# Unlocking 6950 to 6970 and some other queries



## slashragnarok (Jun 14, 2011)

Can all 6950's be unlocked to 6970's. If not which are the ones that can be unlocked and which can't be unlocked.

What are the heating issues with Crossfiring two 6950/6970s?

And is it recommended to run 2 6950s in Xfire or 2 560Tis in SLI? Please state your reasons.

P.S. Sorry if my post sounds like an examination paper


----------



## ico (Jun 14, 2011)

Recommended to run 2 HD 6950s in Crossfire. They outperform GTX 570 in SLI due to their frame buffer at a lower power consumption. * AMD CrossFire Vs. Nvidia SLI* and the scaling has only improved since Catalyst 11.4 was released (review is with an older driver). 2 HD 6970s in Crossfire? even better. But I doubt you need this performance.

Only reference HD 6950s can be safely unlocked - they also have dual BIOS recovery switch. Most factory overclocked designs are non-reference and they won't unlock.

Heating issues? none as such with both HD 6000 and GTX 500 series. But having a well ventilated cabinet is a must for all multiple GPU solutions. Get a decent PSU. No point in being on the edge.

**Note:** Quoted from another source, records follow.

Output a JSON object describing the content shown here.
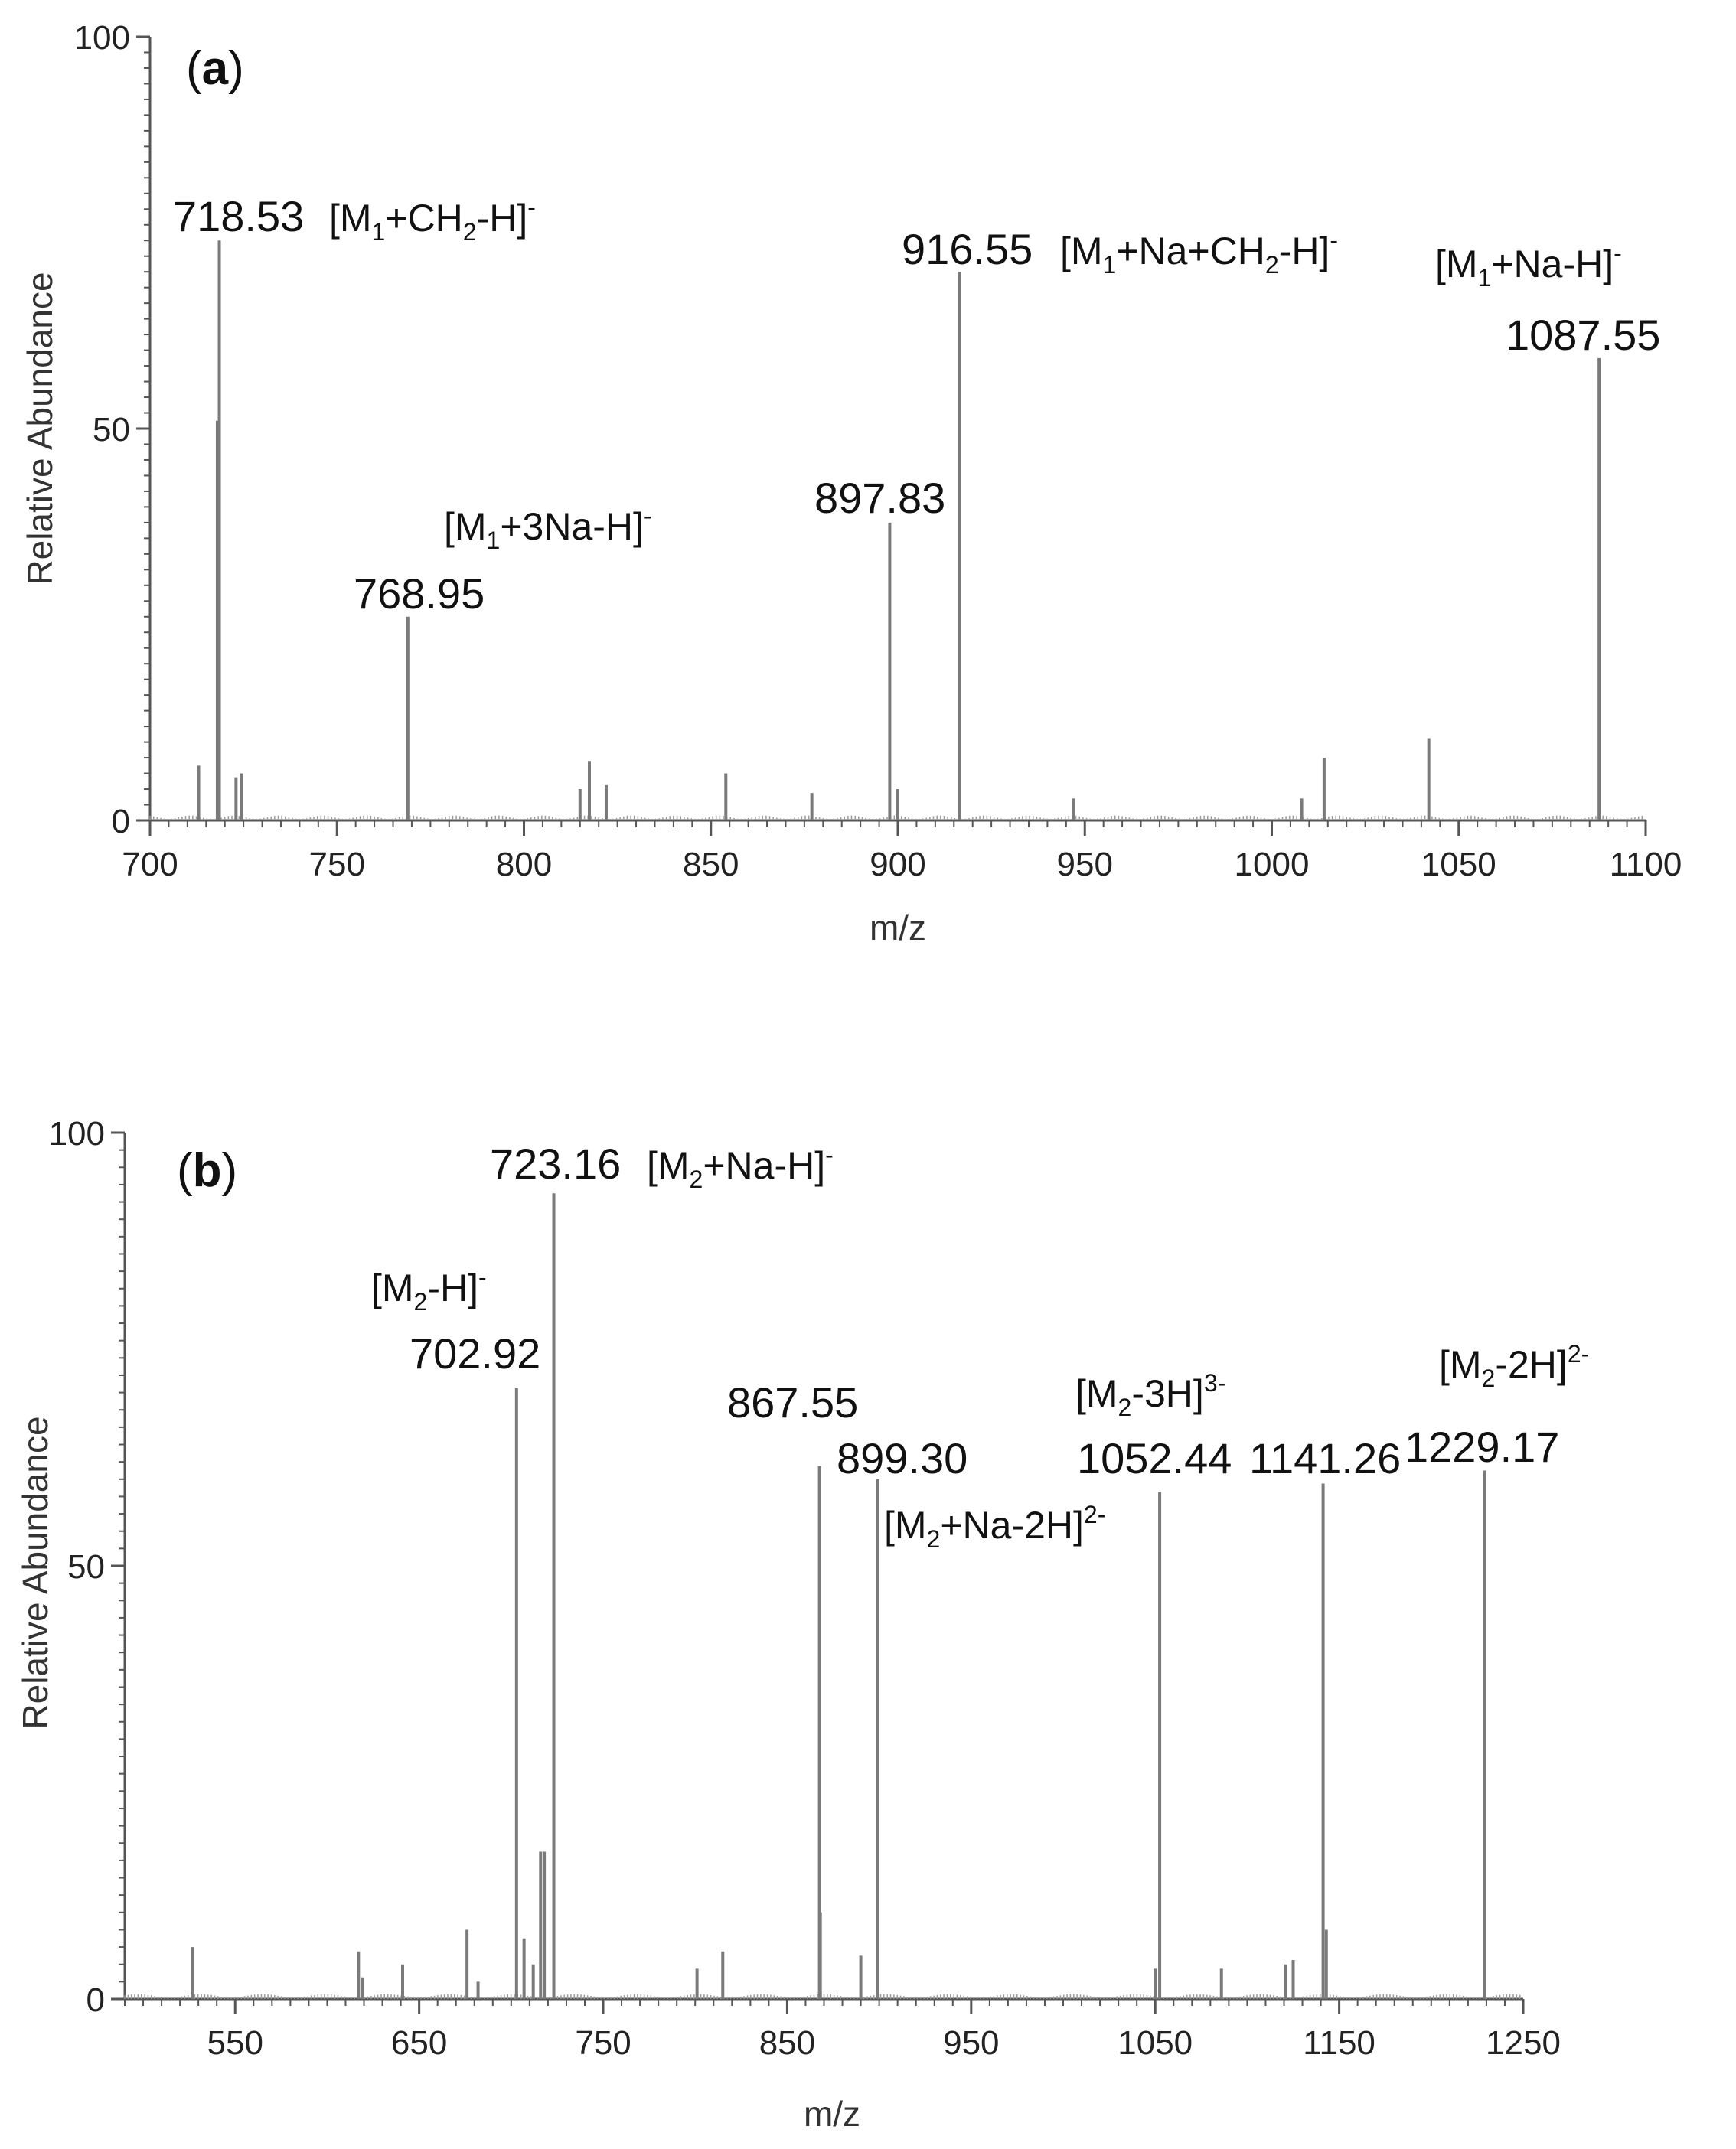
{
  "colors": {
    "axis": "#555555",
    "peak": "#7a7a7a",
    "text": "#111111"
  },
  "chart_data": [
    {
      "type": "bar",
      "panel_letter": "a",
      "xlabel": "m/z",
      "ylabel": "Relative Abundance",
      "xlim": [
        700,
        1100
      ],
      "ylim": [
        0,
        100
      ],
      "xticks": [
        700,
        750,
        800,
        850,
        900,
        950,
        1000,
        1050,
        1100
      ],
      "yticks": [
        0,
        50,
        100
      ],
      "peaks": [
        {
          "x": 713,
          "y": 7
        },
        {
          "x": 718.0,
          "y": 51
        },
        {
          "x": 718.53,
          "y": 74
        },
        {
          "x": 723,
          "y": 5.5
        },
        {
          "x": 724.5,
          "y": 6
        },
        {
          "x": 768.95,
          "y": 26
        },
        {
          "x": 815,
          "y": 4
        },
        {
          "x": 817.5,
          "y": 7.5
        },
        {
          "x": 822,
          "y": 4.5
        },
        {
          "x": 854,
          "y": 6
        },
        {
          "x": 877,
          "y": 3.5
        },
        {
          "x": 897.83,
          "y": 38
        },
        {
          "x": 900,
          "y": 4
        },
        {
          "x": 916.55,
          "y": 70
        },
        {
          "x": 947,
          "y": 2.8
        },
        {
          "x": 1008,
          "y": 2.8
        },
        {
          "x": 1014,
          "y": 8
        },
        {
          "x": 1042,
          "y": 10.5
        },
        {
          "x": 1087.55,
          "y": 59
        }
      ],
      "annotations": [
        {
          "value": "718.53",
          "ion": {
            "pre": "[M",
            "sub": "1",
            "mid": "+CH",
            "sub2": "2",
            "post": "-H]",
            "sup": "-"
          }
        },
        {
          "value": "768.95",
          "ion": {
            "pre": "[M",
            "sub": "1",
            "mid": "+3Na-H]",
            "sub2": "",
            "post": "",
            "sup": "-"
          }
        },
        {
          "value": "897.83",
          "ion": null
        },
        {
          "value": "916.55",
          "ion": {
            "pre": "[M",
            "sub": "1",
            "mid": "+Na+CH",
            "sub2": "2",
            "post": "-H]",
            "sup": "-"
          }
        },
        {
          "value": "1087.55",
          "ion": {
            "pre": "[M",
            "sub": "1",
            "mid": "+Na-H]",
            "sub2": "",
            "post": "",
            "sup": "-"
          }
        }
      ]
    },
    {
      "type": "bar",
      "panel_letter": "b",
      "xlabel": "m/z",
      "ylabel": "Relative Abundance",
      "xlim": [
        490,
        1250
      ],
      "ylim": [
        0,
        100
      ],
      "xticks": [
        550,
        650,
        750,
        850,
        950,
        1050,
        1150,
        1250
      ],
      "yticks": [
        0,
        50,
        100
      ],
      "peaks": [
        {
          "x": 527,
          "y": 6
        },
        {
          "x": 617,
          "y": 5.5
        },
        {
          "x": 619,
          "y": 2.5
        },
        {
          "x": 641,
          "y": 4
        },
        {
          "x": 676,
          "y": 8
        },
        {
          "x": 682,
          "y": 2
        },
        {
          "x": 702.92,
          "y": 70.5
        },
        {
          "x": 707,
          "y": 7
        },
        {
          "x": 712,
          "y": 4
        },
        {
          "x": 716,
          "y": 17
        },
        {
          "x": 718,
          "y": 17
        },
        {
          "x": 723.16,
          "y": 93
        },
        {
          "x": 801,
          "y": 3.5
        },
        {
          "x": 815,
          "y": 5.5
        },
        {
          "x": 867.55,
          "y": 61.5
        },
        {
          "x": 868,
          "y": 10
        },
        {
          "x": 890,
          "y": 5
        },
        {
          "x": 899.3,
          "y": 60
        },
        {
          "x": 1050,
          "y": 3.5
        },
        {
          "x": 1052.44,
          "y": 58.5
        },
        {
          "x": 1086,
          "y": 3.5
        },
        {
          "x": 1121,
          "y": 4
        },
        {
          "x": 1125,
          "y": 4.5
        },
        {
          "x": 1141.26,
          "y": 59.5
        },
        {
          "x": 1143,
          "y": 8
        },
        {
          "x": 1229.17,
          "y": 61
        }
      ],
      "annotations": [
        {
          "value": "702.92",
          "ion": {
            "pre": "[M",
            "sub": "2",
            "mid": "-H]",
            "sub2": "",
            "post": "",
            "sup": "-"
          }
        },
        {
          "value": "723.16",
          "ion": {
            "pre": "[M",
            "sub": "2",
            "mid": "+Na-H]",
            "sub2": "",
            "post": "",
            "sup": "-"
          }
        },
        {
          "value": "867.55",
          "ion": null
        },
        {
          "value": "899.30",
          "ion": {
            "pre": "[M",
            "sub": "2",
            "mid": "+Na-2H]",
            "sub2": "",
            "post": "",
            "sup": "2-"
          }
        },
        {
          "value": "1052.44",
          "ion": {
            "pre": "[M",
            "sub": "2",
            "mid": "-3H]",
            "sub2": "",
            "post": "",
            "sup": "3-"
          }
        },
        {
          "value": "1141.26",
          "ion": null
        },
        {
          "value": "1229.17",
          "ion": {
            "pre": "[M",
            "sub": "2",
            "mid": "-2H]",
            "sub2": "",
            "post": "",
            "sup": "2-"
          }
        }
      ]
    }
  ]
}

Driver issues? yes, multiple GPU solutions are not hasslefree. Valid for both CF and SLI. When a new game is released, multi-GPU support is likely to be glitchy. You'll either have to wait for the game-dev to release an update or AMD/nVidia to release a driver update.

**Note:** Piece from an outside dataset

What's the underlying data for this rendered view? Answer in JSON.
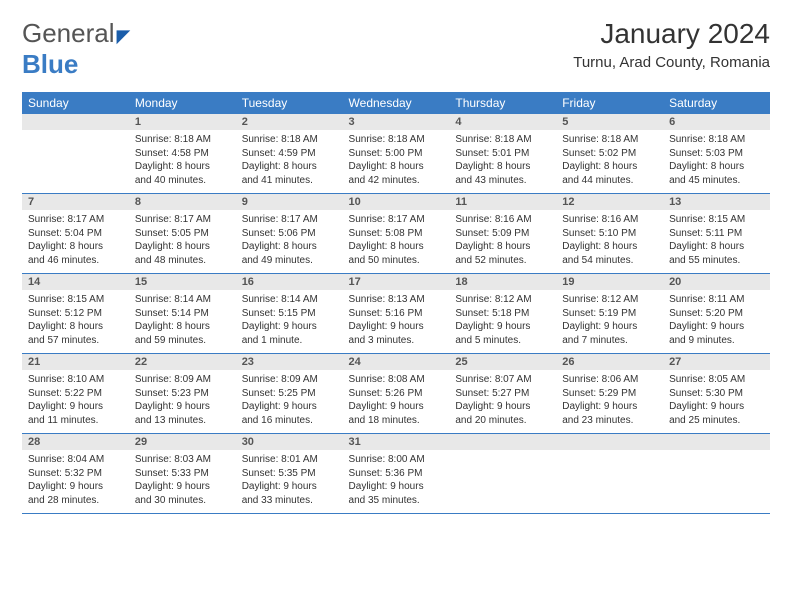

AMD has been releasing something known as CAP - Catalyst Application Profiles as a supplement to their traditional Catalyst driver for fixing scaling issues in new games.


----------



## slashragnarok (Jun 14, 2011)

Thanks man but I'm afraid I'm not very familiar with reference and non-reference cards. Maybe you could point me towards an article or something explaining it.

And about the heating issues, I asked because a forum member told me that SLIing 2 GTX 560 Ti Hawks caused his GPU temps to skyrocket.


----------



## Skud (Jun 15, 2011)

I am afraid you will be hard pressed to get a reference 6950 atm. The new MSI TFIII and old TFII both have remove the dual BIOS switch altogether. From the pics from the Sapphire website, it looks like they have given a similar treatment to their cards also. The PCB of the Sapphire 2gb looks very similar to my 6950 1gb one, which in turn was basically a 6870 PCB. Except powercolor, msi and sapphire (and HIS too) are not advertising this feature also (there's a SAPPHIRE HD 6950 2GB GDDR5 Dirt3 Edition which have the dual BIOS feature btw).

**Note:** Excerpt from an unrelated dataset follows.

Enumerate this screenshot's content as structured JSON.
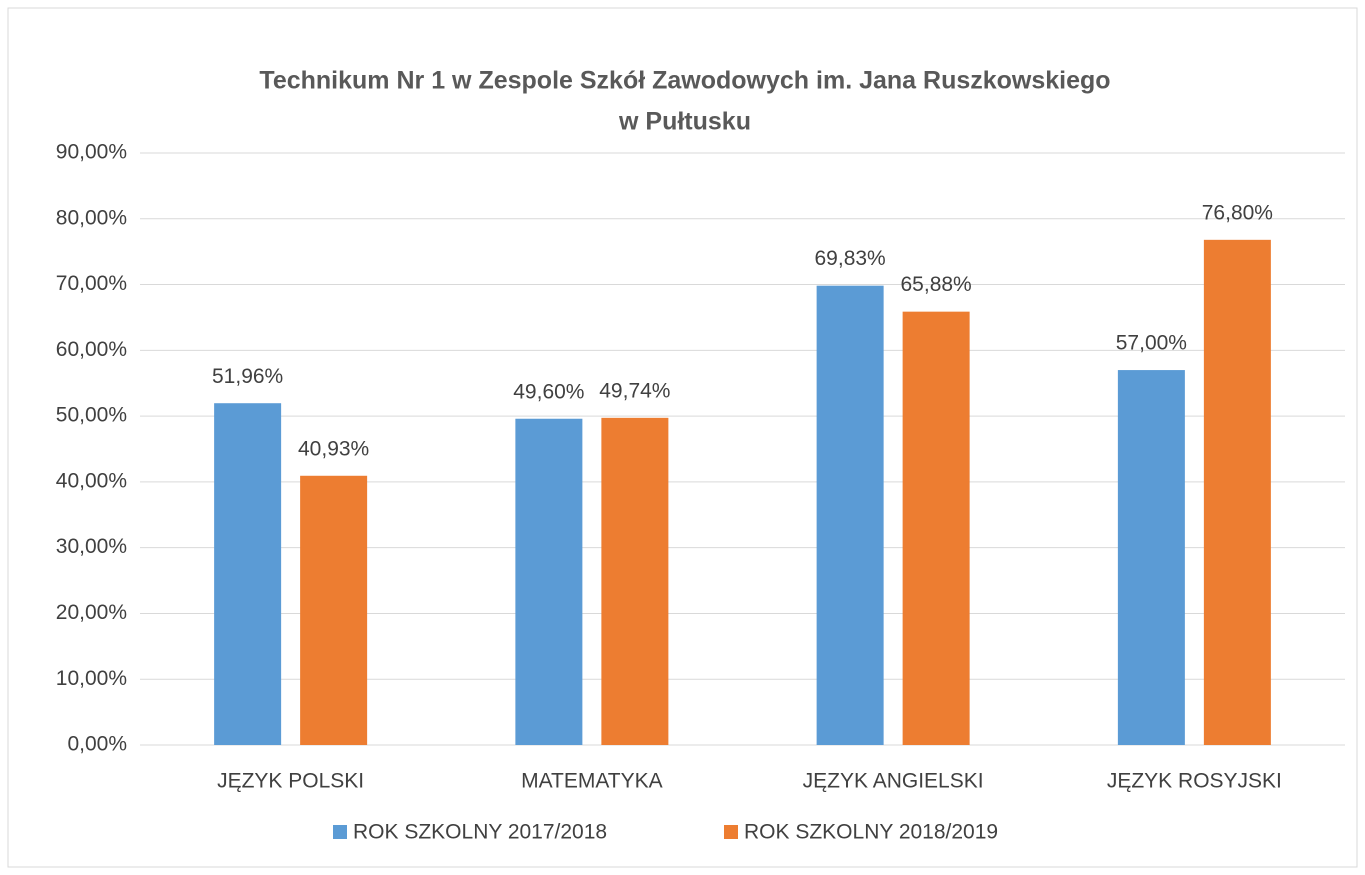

So my guess is these cards are not at all reference design and that's may be one of the primary reason prices have reached to such a level that the 1gb version becomes insignificant now.

But reference or not at 15k, you are getting a hell of a card, and if in future games really start to use more RAM you can pretty much make it last longer than expected.


----------